Terkait hal itu Pengamat hukum dari Universitas Riau Erdiansyah SH angkat bicara soal ini. Dosen di fakultas hukum itu menyebut polemik di Desa Gondai hanya bisa diselesaikan secara perdata. 

"Karena masyarakat yang tergabung dalam koperasi mengaku punya SKGR di lahan itu, perusahaan juga," ujar Erdiansyah kepada awak media, Minggu (28/3).

Erdiansyah menyatakan, SKGR merupakan alas hak yang diakui oleh negara. Sehingga kepemilikan lahan oleh masyarakat dengan perusahaan yang juga mengaku punya alas hak harus diuji secara formil di pengadilan. 

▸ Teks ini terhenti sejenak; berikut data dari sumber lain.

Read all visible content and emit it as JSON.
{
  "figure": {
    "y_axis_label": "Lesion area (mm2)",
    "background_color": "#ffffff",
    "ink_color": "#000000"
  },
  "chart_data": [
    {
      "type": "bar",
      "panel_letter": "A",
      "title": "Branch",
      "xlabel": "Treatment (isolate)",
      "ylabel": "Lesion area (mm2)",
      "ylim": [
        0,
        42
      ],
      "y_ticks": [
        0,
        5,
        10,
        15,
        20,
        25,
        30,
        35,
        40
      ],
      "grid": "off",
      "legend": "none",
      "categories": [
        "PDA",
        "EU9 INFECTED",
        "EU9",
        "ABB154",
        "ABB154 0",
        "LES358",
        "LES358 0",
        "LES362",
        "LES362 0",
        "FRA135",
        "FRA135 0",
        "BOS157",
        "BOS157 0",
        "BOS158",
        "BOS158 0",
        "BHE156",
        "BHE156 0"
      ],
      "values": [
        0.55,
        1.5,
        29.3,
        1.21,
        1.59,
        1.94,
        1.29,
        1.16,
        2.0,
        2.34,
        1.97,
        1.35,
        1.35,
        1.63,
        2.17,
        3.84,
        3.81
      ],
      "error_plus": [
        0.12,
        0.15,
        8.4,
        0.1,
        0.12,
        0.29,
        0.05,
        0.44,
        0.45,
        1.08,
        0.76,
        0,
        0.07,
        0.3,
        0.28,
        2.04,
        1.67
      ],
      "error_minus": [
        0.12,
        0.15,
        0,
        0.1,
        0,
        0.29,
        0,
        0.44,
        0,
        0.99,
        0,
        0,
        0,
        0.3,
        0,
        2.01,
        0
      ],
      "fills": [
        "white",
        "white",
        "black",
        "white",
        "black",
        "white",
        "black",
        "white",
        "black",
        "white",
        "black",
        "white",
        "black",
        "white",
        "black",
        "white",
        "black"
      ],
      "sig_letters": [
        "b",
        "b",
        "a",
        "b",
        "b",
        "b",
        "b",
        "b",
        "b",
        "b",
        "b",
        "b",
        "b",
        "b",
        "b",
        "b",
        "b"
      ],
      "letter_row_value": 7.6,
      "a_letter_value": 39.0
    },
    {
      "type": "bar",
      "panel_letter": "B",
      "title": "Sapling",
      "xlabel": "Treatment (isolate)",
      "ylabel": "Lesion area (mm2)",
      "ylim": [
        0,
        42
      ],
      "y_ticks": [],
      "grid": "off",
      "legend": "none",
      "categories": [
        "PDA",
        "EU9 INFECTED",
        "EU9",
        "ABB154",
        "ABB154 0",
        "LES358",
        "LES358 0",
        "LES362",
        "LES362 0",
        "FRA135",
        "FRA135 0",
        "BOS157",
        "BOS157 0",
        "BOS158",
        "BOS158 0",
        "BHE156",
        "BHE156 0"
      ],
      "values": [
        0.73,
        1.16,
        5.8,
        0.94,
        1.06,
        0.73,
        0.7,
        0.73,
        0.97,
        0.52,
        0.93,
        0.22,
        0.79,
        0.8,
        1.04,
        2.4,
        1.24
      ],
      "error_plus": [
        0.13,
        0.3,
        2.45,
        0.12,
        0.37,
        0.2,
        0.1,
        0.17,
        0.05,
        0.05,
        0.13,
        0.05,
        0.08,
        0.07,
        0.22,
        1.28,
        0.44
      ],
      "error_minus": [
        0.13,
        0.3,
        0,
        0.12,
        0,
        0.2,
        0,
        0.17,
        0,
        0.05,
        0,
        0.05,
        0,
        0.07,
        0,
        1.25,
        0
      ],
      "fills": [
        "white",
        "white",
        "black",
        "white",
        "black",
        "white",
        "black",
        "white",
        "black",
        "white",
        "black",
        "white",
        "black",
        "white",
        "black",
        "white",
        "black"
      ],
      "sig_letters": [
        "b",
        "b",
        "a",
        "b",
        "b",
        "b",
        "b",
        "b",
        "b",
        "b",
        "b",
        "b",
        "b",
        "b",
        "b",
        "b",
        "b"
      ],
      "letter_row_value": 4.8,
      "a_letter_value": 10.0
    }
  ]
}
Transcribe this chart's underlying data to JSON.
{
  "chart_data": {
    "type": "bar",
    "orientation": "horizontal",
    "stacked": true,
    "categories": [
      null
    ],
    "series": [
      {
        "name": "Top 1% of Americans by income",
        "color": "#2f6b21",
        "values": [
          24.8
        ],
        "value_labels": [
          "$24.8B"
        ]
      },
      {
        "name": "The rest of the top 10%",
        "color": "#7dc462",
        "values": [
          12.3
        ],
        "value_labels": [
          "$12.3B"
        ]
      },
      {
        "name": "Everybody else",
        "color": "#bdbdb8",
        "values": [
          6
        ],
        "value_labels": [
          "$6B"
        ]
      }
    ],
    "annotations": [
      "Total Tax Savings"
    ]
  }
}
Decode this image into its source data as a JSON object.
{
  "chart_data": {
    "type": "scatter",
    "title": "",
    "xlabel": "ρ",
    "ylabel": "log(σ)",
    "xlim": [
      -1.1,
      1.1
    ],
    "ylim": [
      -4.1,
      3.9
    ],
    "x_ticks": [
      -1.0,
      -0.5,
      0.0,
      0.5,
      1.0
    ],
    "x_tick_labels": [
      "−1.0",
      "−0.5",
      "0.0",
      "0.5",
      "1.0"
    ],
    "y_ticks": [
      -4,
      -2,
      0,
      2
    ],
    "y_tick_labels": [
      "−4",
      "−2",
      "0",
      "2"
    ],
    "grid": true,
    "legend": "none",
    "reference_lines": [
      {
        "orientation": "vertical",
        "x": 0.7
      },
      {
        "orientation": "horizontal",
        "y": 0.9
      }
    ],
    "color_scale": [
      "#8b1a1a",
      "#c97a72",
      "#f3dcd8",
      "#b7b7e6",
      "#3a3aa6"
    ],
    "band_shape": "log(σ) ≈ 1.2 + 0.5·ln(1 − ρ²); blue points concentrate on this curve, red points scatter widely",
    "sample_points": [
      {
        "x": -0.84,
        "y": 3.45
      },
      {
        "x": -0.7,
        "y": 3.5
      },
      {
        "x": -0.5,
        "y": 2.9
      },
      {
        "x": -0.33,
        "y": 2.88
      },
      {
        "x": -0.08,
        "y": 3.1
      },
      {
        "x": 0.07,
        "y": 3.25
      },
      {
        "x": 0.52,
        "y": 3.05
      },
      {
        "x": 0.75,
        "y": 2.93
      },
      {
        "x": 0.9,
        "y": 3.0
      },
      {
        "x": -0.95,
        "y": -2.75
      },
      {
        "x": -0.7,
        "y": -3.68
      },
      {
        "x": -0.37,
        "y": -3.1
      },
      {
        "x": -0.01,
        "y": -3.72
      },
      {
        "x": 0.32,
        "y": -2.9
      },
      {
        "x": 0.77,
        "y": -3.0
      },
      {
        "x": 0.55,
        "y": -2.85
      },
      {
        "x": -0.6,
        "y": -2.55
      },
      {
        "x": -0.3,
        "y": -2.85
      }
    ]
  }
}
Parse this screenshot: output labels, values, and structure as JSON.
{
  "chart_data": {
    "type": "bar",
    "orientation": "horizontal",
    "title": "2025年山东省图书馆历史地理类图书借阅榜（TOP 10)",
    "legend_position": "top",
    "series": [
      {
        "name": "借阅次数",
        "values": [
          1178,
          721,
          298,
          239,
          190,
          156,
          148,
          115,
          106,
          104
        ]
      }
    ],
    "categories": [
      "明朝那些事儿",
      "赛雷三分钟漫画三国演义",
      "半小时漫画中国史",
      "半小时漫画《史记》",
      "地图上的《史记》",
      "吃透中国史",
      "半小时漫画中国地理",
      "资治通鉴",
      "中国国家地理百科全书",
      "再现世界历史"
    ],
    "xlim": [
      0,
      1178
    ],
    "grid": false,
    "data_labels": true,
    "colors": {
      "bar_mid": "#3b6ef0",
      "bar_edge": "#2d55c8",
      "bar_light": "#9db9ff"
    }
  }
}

"Di pengadilan lah majelis hakim akan memutuskan siapa yang berhak atas lahan itu. Jika keputusan keperdataan sudah berkekuatan hukum tetap, maka selanjutnya dilakukan eksekusi," ucapnya.

Keperdataan ini jelasnya, harus didudukkan, kalau belum duduk soal perdatanya, masyarakat masih berhak.

Sedangkab terkait penyidikan yang dilakukan Polda Riau, Erdiansyah menyebut penyidik harus membuktikan apakah betul-betul terjadi penyerobotan. Pasalnya, masyarakat di lahan tengah berpolemik itu punya SKGR. 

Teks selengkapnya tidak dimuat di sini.